Ma andiamo per ordine.
Di miti e leggende sugli organismi transgenici se ne possono trovare perfino nella mitologia greca, basti pensare proprio al Minotauro, ibrido orrifico nato dall’unione di un toro sacro con Pasifae, moglie del Re di Creta Minosse.
Sebbene non esistessero ancora associazioni ambientaliste o propugnatori della decrescita felice, nemmeno allora gli ibridi pare godessero di grandi simpatie, visto che il frutto di quell’accoppiamento finì rinchiuso nel labirinto appositamente disegnato da Dedalo, artista e architetto di corte.
Il Minotauro, eletto a simbolo moralista delle conseguenze dei comportamenti contro Natura dell'Uomo, si cibò per anni solo di carne umana, in barba quindi anche ai più moderni precetti macrobiotici e agli ammiccamenti delle diete vegane.

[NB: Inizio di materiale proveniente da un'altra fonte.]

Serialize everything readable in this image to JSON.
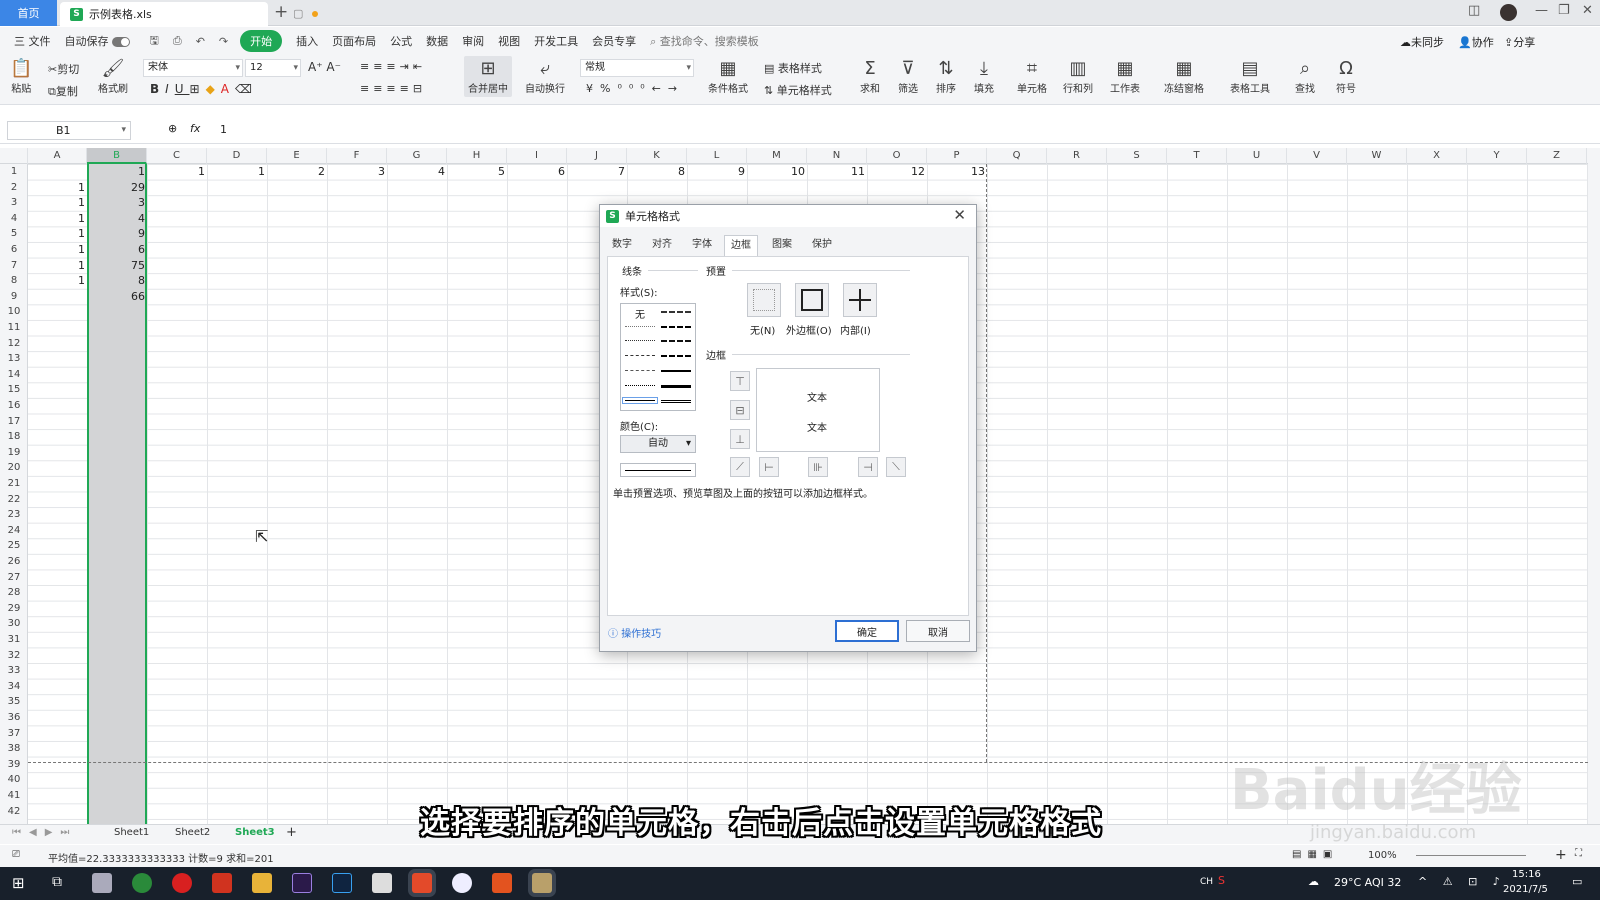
{
  "tabbar": {
    "home": "首页",
    "file_name": "示例表格.xls",
    "new_tab": "+"
  },
  "menu": {
    "file": "三 文件",
    "autosave": "自动保存",
    "tabs": [
      "开始",
      "插入",
      "页面布局",
      "公式",
      "数据",
      "审阅",
      "视图",
      "开发工具",
      "会员专享"
    ],
    "active_tab": "开始",
    "search": "查找命令、搜索模板",
    "sync": "未同步",
    "collab": "协作",
    "share": "分享"
  },
  "ribbon": {
    "paste": "粘贴",
    "cut": "剪切",
    "copy": "复制",
    "format_painter": "格式刷",
    "font": "宋体",
    "font_size": "12",
    "merge": "合并居中",
    "wrap": "自动换行",
    "number_format": "常规",
    "cond_format": "条件格式",
    "table_style": "表格样式",
    "cell_style": "单元格样式",
    "sum": "求和",
    "filter": "筛选",
    "sort": "排序",
    "fill": "填充",
    "cell": "单元格",
    "rowcol": "行和列",
    "sheet": "工作表",
    "freeze": "冻结窗格",
    "table_tools": "表格工具",
    "find": "查找",
    "symbol": "符号"
  },
  "formula_bar": {
    "name_box": "B1",
    "fx": "fx",
    "value": "1"
  },
  "columns": [
    "A",
    "B",
    "C",
    "D",
    "E",
    "F",
    "G",
    "H",
    "I",
    "J",
    "K",
    "L",
    "M",
    "N",
    "O",
    "P",
    "Q",
    "R",
    "S",
    "T",
    "U",
    "V",
    "W",
    "X",
    "Y",
    "Z"
  ],
  "selected_column": "B",
  "row_count": 42,
  "cells": {
    "col_a": [
      "",
      "1",
      "1",
      "1",
      "1",
      "1",
      "1",
      "1"
    ],
    "col_b": [
      "1",
      "29",
      "3",
      "4",
      "9",
      "6",
      "75",
      "8",
      "66"
    ],
    "row1_values": [
      "1",
      "1",
      "2",
      "3",
      "4",
      "5",
      "6",
      "7",
      "8",
      "9",
      "10",
      "11",
      "12",
      "13"
    ]
  },
  "sheets": [
    "Sheet1",
    "Sheet2",
    "Sheet3"
  ],
  "active_sheet": "Sheet3",
  "status": "平均值=22.3333333333333  计数=9  求和=201",
  "zoom": "100%",
  "dialog": {
    "title": "单元格格式",
    "tabs": [
      "数字",
      "对齐",
      "字体",
      "边框",
      "图案",
      "保护"
    ],
    "active_tab": "边框",
    "line_section": "线条",
    "style_label": "样式(S):",
    "style_none": "无",
    "color_label": "颜色(C):",
    "color_value": "自动",
    "preset_section": "预置",
    "preset_none": "无(N)",
    "preset_outline": "外边框(O)",
    "preset_inside": "内部(I)",
    "border_section": "边框",
    "preview_text": "文本",
    "hint": "单击预置选项、预览草图及上面的按钮可以添加边框样式。",
    "tips": "操作技巧",
    "ok": "确定",
    "cancel": "取消"
  },
  "caption": "选择要排序的单元格，右击后点击设置单元格格式",
  "watermark": {
    "main": "Baidu经验",
    "url": "jingyan.baidu.com"
  },
  "taskbar": {
    "ime": "CH",
    "weather": "29°C AQI 32",
    "time": "15:16",
    "date": "2021/7/5"
  },
  "colors": {
    "accent": "#1fa855",
    "home_tab": "#3c86e6",
    "taskbar": "#18202b"
  }
}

Solo l’astuzia di Teseo, eroe ateniese, e di Arianna, figlia di Minosse, poterono avere ragione del “mostro”.
 
Dopo circa duemila e 500 anni l’Umanità sembra continuare ad aver bisogno di miti e leggende in cui credere. Come pure pare che resti ancora oggi tentazione irresistibile quella di diffonderle a ogni livello e con ogni mezzo.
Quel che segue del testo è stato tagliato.